A key here is that he wanted to explore. To find new things - new data was part of that exploration. I was treated to a lecture many years ago by Dr. Paul Lowman, a NASA scientist charged with making both Armstrong and his partner on the Moon, Buzz Aldren, lunar geologists. He blatently admitted that most assumptions about lunar geology were as far from what Armstrong discovered as if the Moon had been made of green cheese! While many smarter people watched on Earth, Armstrong was the first to encounter the dusty surface, covered in fine-grained particles that defied even the typical behavior of Earth dust.
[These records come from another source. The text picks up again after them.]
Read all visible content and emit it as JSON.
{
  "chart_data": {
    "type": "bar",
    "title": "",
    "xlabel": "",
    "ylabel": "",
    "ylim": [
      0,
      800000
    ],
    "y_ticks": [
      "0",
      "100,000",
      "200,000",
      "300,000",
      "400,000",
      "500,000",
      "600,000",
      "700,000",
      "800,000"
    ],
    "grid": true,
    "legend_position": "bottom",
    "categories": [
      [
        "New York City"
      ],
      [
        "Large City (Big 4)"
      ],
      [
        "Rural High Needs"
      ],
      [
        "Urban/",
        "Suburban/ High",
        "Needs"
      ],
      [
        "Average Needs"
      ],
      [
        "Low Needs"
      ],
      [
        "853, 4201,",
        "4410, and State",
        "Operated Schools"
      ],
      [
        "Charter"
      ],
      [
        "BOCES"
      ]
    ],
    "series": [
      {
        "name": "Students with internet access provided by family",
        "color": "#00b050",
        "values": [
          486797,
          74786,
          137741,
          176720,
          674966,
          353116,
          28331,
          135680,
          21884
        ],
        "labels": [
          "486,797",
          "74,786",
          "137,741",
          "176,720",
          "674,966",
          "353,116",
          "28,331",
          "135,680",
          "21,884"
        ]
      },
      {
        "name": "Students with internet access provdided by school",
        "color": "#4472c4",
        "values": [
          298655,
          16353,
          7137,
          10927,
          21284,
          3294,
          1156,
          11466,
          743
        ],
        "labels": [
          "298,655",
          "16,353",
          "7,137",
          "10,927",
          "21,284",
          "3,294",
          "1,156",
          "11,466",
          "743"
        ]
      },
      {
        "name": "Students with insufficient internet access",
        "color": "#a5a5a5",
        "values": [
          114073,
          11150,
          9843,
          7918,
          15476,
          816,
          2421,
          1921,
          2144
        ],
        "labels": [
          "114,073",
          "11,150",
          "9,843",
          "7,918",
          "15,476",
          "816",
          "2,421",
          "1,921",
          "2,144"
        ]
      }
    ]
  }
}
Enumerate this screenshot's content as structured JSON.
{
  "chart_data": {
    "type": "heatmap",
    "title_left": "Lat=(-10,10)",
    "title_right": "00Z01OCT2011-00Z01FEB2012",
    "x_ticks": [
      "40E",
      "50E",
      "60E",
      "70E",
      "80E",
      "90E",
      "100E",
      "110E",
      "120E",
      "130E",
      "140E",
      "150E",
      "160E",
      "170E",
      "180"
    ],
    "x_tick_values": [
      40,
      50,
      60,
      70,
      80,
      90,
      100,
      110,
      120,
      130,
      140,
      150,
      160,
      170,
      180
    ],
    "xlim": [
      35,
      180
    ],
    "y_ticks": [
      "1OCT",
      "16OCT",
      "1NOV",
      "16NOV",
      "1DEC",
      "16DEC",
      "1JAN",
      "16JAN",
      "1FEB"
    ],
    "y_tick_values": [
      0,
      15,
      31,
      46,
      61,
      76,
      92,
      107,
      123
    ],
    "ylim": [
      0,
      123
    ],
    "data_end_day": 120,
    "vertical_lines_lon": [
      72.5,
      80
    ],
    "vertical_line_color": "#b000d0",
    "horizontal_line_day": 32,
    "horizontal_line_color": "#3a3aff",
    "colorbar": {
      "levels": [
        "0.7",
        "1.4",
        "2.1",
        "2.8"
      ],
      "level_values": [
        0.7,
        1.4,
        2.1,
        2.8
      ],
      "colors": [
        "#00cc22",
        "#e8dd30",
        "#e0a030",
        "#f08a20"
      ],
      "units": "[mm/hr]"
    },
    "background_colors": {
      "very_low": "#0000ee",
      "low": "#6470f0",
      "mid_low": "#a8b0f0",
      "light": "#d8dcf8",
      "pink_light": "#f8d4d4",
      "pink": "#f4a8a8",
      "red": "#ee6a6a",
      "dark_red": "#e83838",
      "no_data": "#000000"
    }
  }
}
What came of this was a spark to my interest in science. I wanted to be there, or rather, to go to the next place to explore. I wanted to take new data. I wanted to push the envelope and done what I saw Neil do that day. Unfortunately I was too tall! (I will save this side story for another day) However, an entire nation of scientists and engineers were spawned from seeing this event. Truly, it was a "giant leap" of inspiration.

I have two questions for you. First, if you were alive then, how did this event change your view of the world and your life? Second, alive then or not, when was the last time you expored the unexplored?! When was the last time you too a risk to find out information, see a place, or view a problem, differently than anyone before you? These stories provide inspiration to people like me, and others who are curious about the world(s) around them.

I will return to the idea behind the blog, doing science anytime, anywhere, and being a lifelong science student. Neil Armstrong did just that, though we might not call him a "scientist" in the purest sense of the word. In any sense, he was and still is an under appreciated, private hero worth the significant place that he has taken in the history of our species.